EL CHARCO HONDO

Vienen curvas

"Es imposible medir qué pasará con los británicos. Ni ellos mismos son capaces de saber dónde y cómo estarán en apenas unos meses"

Tiene Uri Geller una sensación muy fuerte (así lo anunció semanas atrás), un pálpito que le permite ver con nitidez que los británicos no quieren abandonar la Unión Europea.
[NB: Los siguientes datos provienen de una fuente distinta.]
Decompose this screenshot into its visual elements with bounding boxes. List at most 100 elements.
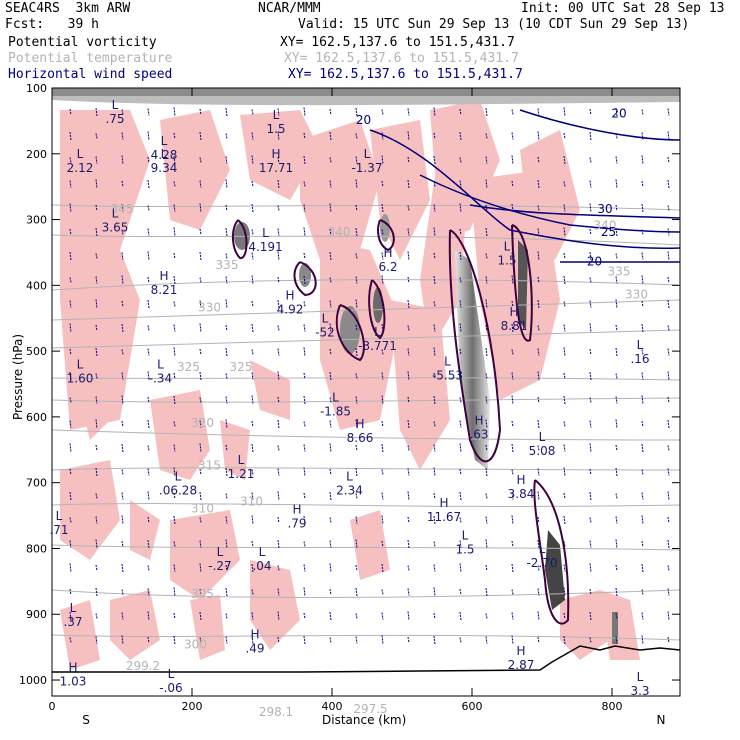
wind-barb [121,395,124,405]
y-tick-label: 300 [26,214,47,227]
theta-label: 299.2 [126,659,160,673]
wind-barb [303,444,306,452]
wind-barb [199,348,202,356]
wind-barb [173,372,176,380]
wind-barb [225,373,228,379]
center-value: .49 [245,641,264,655]
wind-barb [95,347,98,357]
wind-barb [589,131,592,141]
wind-barb [589,180,592,188]
wind-barb [537,539,540,549]
center-value: 3.65 [102,220,129,234]
plot-frame [51,87,681,697]
wind-barb [381,203,384,213]
wind-barb [485,299,488,309]
wind-barb [303,107,306,117]
wind-barb [589,517,592,523]
wind-barb [199,397,202,403]
wind-barb [329,300,332,308]
wind-barb [667,516,670,524]
wind-barb [225,324,228,332]
wind-barb [355,204,358,212]
wind-barb [173,275,176,285]
wind-barb [277,251,280,261]
wind-barb [355,373,358,379]
wind-barb [277,565,280,571]
terrain-fill [52,645,680,696]
wind-barb [615,396,618,404]
center-letter: H [68,660,77,674]
wind-barb [173,181,176,187]
wind-barb [121,372,124,380]
wind-barb [485,133,488,139]
wind-barb [199,180,202,188]
wind-barb [667,205,670,211]
field-wind-xy: XY= 162.5,137.6 to 151.5,431.7 [288,67,523,82]
wind-speed-label: 20 [611,107,626,121]
wind-barb [173,612,176,620]
wind-barb [199,637,202,643]
wind-barb [277,348,280,356]
center-letter: L [77,358,84,372]
x-tick-label: 0 [49,700,56,713]
wind-barb [381,229,384,235]
wind-barb [381,323,384,333]
wind-barb [251,275,254,285]
wind-barb [667,396,670,404]
wind-barb [407,299,410,309]
wind-barb [199,277,202,283]
wind-barb [121,275,124,285]
wind-barb [147,131,150,141]
wind-barb [121,635,124,645]
wind-barb [173,347,176,357]
wind-barb [589,540,592,548]
wind-barb [95,587,98,597]
wind-barb [537,396,540,404]
wind-barb [199,420,202,428]
wind-barb [537,636,540,644]
wind-barb [407,371,410,381]
wind-barb [173,541,176,547]
wind-barb [667,636,670,644]
wind-barb [641,323,644,333]
wind-barb [199,468,202,476]
wind-barb [173,444,176,452]
wind-barb [641,515,644,525]
wind-barb [329,443,332,453]
wind-barb [563,564,566,572]
wind-barb [433,492,436,500]
wind-barb [95,444,98,452]
wind-barb [69,277,72,283]
wind-barb [355,324,358,332]
y-tick-label: 400 [26,279,47,292]
wind-barb [69,323,72,333]
wind-barb [433,324,436,332]
wind-barb [641,275,644,285]
wind-barb [511,492,514,500]
institution-label: NCAR/MMM [258,1,321,16]
wind-barb [147,276,150,284]
wind-barb [277,516,280,524]
wind-barb [433,587,436,597]
wind-barb [95,156,98,164]
wind-barb [407,396,410,404]
wind-barb [381,469,384,475]
wind-barb [615,204,618,212]
wind-barb [303,395,306,405]
wind-barb [459,491,462,501]
wind-barb [537,228,540,236]
wind-barb [277,539,280,549]
wind-barb [199,203,202,213]
wind-barb [173,564,176,572]
wind-barb [537,205,540,211]
wind-barb [615,276,618,284]
wind-barb [303,181,306,187]
field-wind-name: Horizontal wind speed [8,67,173,82]
wind-barb [251,540,254,548]
wind-barb [277,636,280,644]
center-letter: L [217,545,224,559]
wind-barb [95,396,98,404]
wind-barb [641,155,644,165]
wind-barb [381,635,384,645]
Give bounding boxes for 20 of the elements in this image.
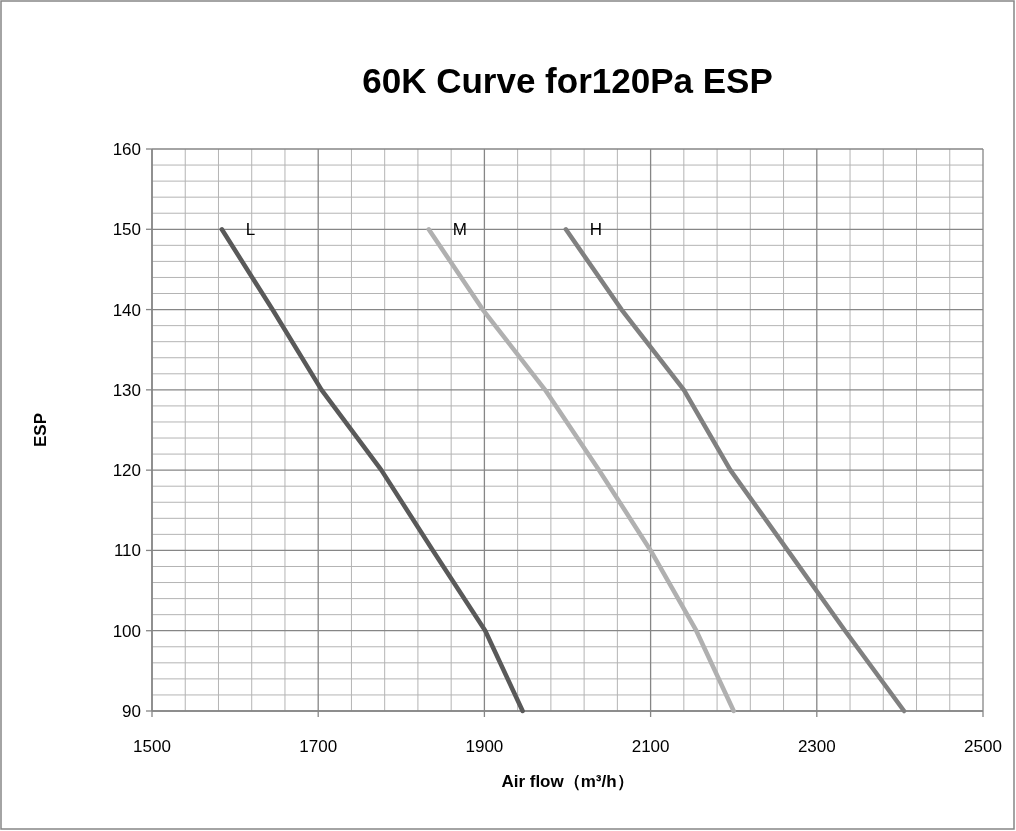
- x-tick-label: 1900: [465, 737, 504, 756]
- series-label: M: [452, 220, 467, 240]
- y-axis-title: ESP: [31, 412, 50, 448]
- series-label: H: [589, 220, 603, 240]
- y-tick-label: 160: [112, 140, 141, 159]
- x-tick-label: 2100: [631, 737, 670, 756]
- chart-title: 60K Curve for120Pa ESP: [362, 61, 773, 100]
- y-tick-label: 120: [112, 461, 141, 481]
- x-tick-label: 2300: [797, 737, 836, 756]
- y-tick-label: 150: [112, 220, 141, 240]
- x-tick-label: 1500: [133, 737, 171, 756]
- y-tick-label: 130: [112, 380, 141, 400]
- series-label: L: [245, 220, 256, 240]
- y-tick-label: 90: [122, 702, 141, 721]
- y-tick-label: 100: [112, 621, 141, 641]
- x-axis-title: Air flow（m³/h）: [501, 772, 634, 791]
- x-tick-label: 1700: [299, 737, 338, 756]
- x-tick-label: 2500: [964, 737, 1002, 756]
- y-tick-label: 140: [112, 300, 141, 320]
- y-tick-label: 110: [113, 541, 141, 561]
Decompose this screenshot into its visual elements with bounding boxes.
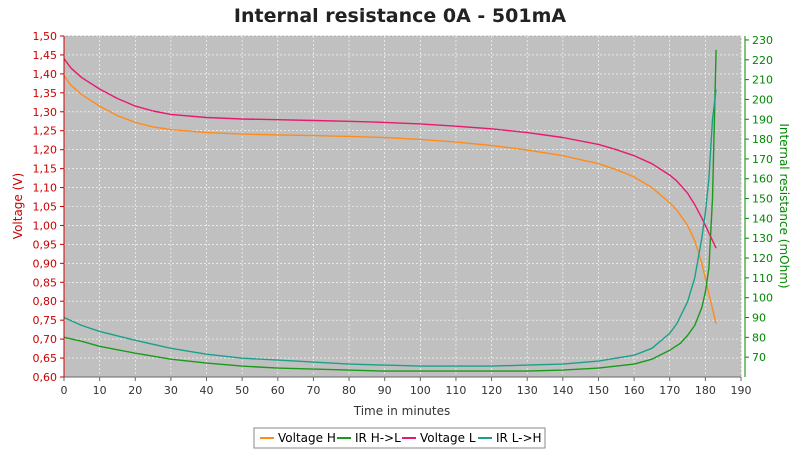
y-right-tick-label: 180 bbox=[752, 133, 773, 146]
y-right-tick-label: 130 bbox=[752, 232, 773, 245]
y-right-axis-label: Internal resistance (mOhm) bbox=[777, 123, 791, 288]
x-tick-label: 70 bbox=[306, 384, 320, 397]
legend-entry: Voltage L bbox=[420, 431, 476, 445]
y-left-tick-label: 0,90 bbox=[33, 257, 58, 270]
y-right-tick-label: 230 bbox=[752, 34, 773, 47]
legend-box bbox=[253, 427, 546, 449]
x-tick-label: 150 bbox=[588, 384, 609, 397]
y-left-tick-label: 0,60 bbox=[33, 371, 58, 384]
y-left-tick-label: 1,20 bbox=[33, 144, 58, 157]
y-right-tick-label: 110 bbox=[752, 272, 773, 285]
y-right-axis: 70 80 90 100 110 120 130 140 150 160 170 180 190 200 2… bbox=[744, 34, 773, 377]
y-left-tick-label: 0,95 bbox=[33, 238, 58, 251]
y-right-tick-label: 170 bbox=[752, 153, 773, 166]
y-left-tick-label: 1,05 bbox=[33, 201, 58, 214]
y-right-tick-label: 220 bbox=[752, 54, 773, 67]
y-left-tick-label: 1,00 bbox=[33, 219, 58, 232]
series-line-voltage-h bbox=[63, 75, 717, 325]
grid bbox=[63, 35, 742, 378]
x-tick-label: 160 bbox=[624, 384, 645, 397]
x-tick-label: 110 bbox=[445, 384, 466, 397]
y-left-axis: 0,60 0,65 0,70 0,75 0,80 0,85 0,90 0,95 1,00 1,05… bbox=[33, 30, 65, 384]
y-left-tick-label: 0,80 bbox=[33, 295, 58, 308]
x-tick-label: 120 bbox=[481, 384, 502, 397]
y-right-tick-label: 140 bbox=[752, 212, 773, 225]
series-line-ir-h-l bbox=[63, 49, 717, 372]
x-tick-label: 180 bbox=[695, 384, 716, 397]
y-left-tick-label: 1,45 bbox=[33, 49, 58, 62]
chart-title: Internal resistance 0A - 501mA bbox=[234, 5, 566, 27]
y-right-tick-label: 120 bbox=[752, 252, 773, 265]
y-right-tick-label: 200 bbox=[752, 93, 773, 106]
x-tick-label: 130 bbox=[517, 384, 538, 397]
x-tick-label: 90 bbox=[378, 384, 392, 397]
x-tick-label: 50 bbox=[235, 384, 249, 397]
y-left-tick-label: 1,35 bbox=[33, 87, 58, 100]
y-left-tick-label: 1,25 bbox=[33, 125, 58, 138]
y-right-tick-label: 100 bbox=[752, 292, 773, 305]
x-tick-label: 140 bbox=[552, 384, 573, 397]
y-right-tick-label: 150 bbox=[752, 193, 773, 206]
y-left-tick-label: 1,50 bbox=[33, 30, 58, 43]
y-right-tick-label: 70 bbox=[752, 351, 766, 364]
x-tick-label: 0 bbox=[61, 384, 68, 397]
x-tick-label: 30 bbox=[164, 384, 178, 397]
y-right-tick-label: 210 bbox=[752, 74, 773, 87]
y-left-tick-label: 0,65 bbox=[33, 352, 58, 365]
y-left-tick-label: 0,70 bbox=[33, 333, 58, 346]
y-left-tick-label: 1,10 bbox=[33, 182, 58, 195]
y-right-tick-label: 80 bbox=[752, 331, 766, 344]
x-tick-label: 40 bbox=[200, 384, 214, 397]
y-left-tick-label: 1,30 bbox=[33, 106, 58, 119]
legend-entry: Voltage H bbox=[278, 431, 336, 445]
y-right-tick-label: 190 bbox=[752, 113, 773, 126]
x-axis-label: Time in minutes bbox=[353, 404, 451, 418]
x-tick-label: 170 bbox=[659, 384, 680, 397]
legend-entry: IR H->L bbox=[355, 431, 401, 445]
series-layer bbox=[63, 49, 717, 372]
x-tick-label: 80 bbox=[342, 384, 356, 397]
y-left-tick-label: 1,15 bbox=[33, 163, 58, 176]
x-tick-label: 10 bbox=[93, 384, 107, 397]
x-tick-label: 190 bbox=[731, 384, 752, 397]
y-left-tick-label: 1,40 bbox=[33, 68, 58, 81]
series-line-ir-l-h bbox=[63, 89, 717, 367]
y-right-tick-label: 160 bbox=[752, 173, 773, 186]
y-left-tick-label: 0,85 bbox=[33, 276, 58, 289]
series-line-voltage-l bbox=[63, 58, 717, 249]
x-tick-label: 100 bbox=[410, 384, 431, 397]
legend-entry: IR L->H bbox=[496, 431, 542, 445]
y-left-axis-label: Voltage (V) bbox=[11, 173, 25, 239]
x-axis: 0 10 20 30 40 50 60 70 80 90 100 110 120 130 140 150 160… bbox=[61, 376, 752, 397]
y-right-tick-label: 90 bbox=[752, 312, 766, 325]
legend: Voltage H IR H->L Voltage L IR L->H bbox=[253, 427, 546, 449]
y-left-tick-label: 0,75 bbox=[33, 314, 58, 327]
x-tick-label: 60 bbox=[271, 384, 285, 397]
x-tick-label: 20 bbox=[128, 384, 142, 397]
El ilusionista lo tiene tan claro que envió a finales de marzo una carta a la primera ministra, Theresa May, para hacerle ver que si los ingleses ponen toda su energía a trabajar, concentrándola a la hora mística de las 11:11 (de la mañana y de la noche) podrán parar telepáticamente el Brexit porque -dice, y lo garantiza- al visualizar a May revocando el artículo 50 del Tratado de la UE él está en condiciones de lograr ese objetivo. Aquí, en las Islas, también se tiene una sensación muy fuerte. Cada vez más analistas y operadores tienen el pálpito de que las dudas sobre cómo acabará la aventura del Brexit, y los estornudos del mercado alemán, van a golpear a Canarias bastante más duro de lo que se nos está contando. Es imposible medir qué pasará con los británicos. Ni ellos mismos son capaces de saber dónde y cómo estarán en apenas unos meses. A los alemanes está bajándoles la temperatura de sus bolsillos con el enfriamiento de su economía; y, en lo que averiguan si catarro o gripe, se han reencontrado con destinos más baratos y cercanos. En este punto, es imprescindible, y sin duda inaplazable, que en Canarias operadores y administraciones pongan toda su energía a trabajar, concentrándola a la hora mística que mejor les venga para afrontar unos meses (o años) tan exigentes como complicados, preocupantes. Telepática o políticamente, tanto da, no se puede tardar en definir acciones distintas para el tiempo distinto que está abriéndose bajo nuestros pies. Las recetas para las vacas gordas son ya insuficientes. Hay que consolidar esas líneas de actuación y proyección (promoción), pero es necesario añadir a esas líneas de trabajo estrategias que nos ayuden a girar en las muchas curvas que está anunciándonos el GPS. Debe irse a más en el objetivo de cazar turistas que ocupen menos gastando más, y ahora toca ir a buscarlos (en la península o en mercados alternativos al británico o alemán), poniéndoselo fácil con frecuencias y precios. Telepáticamente o no, hay que poner toda la energía a trabajar porque vienen curvas, muchas. Y hay que hacerlo ya. Se ha acabado el tiempo del estupendismo.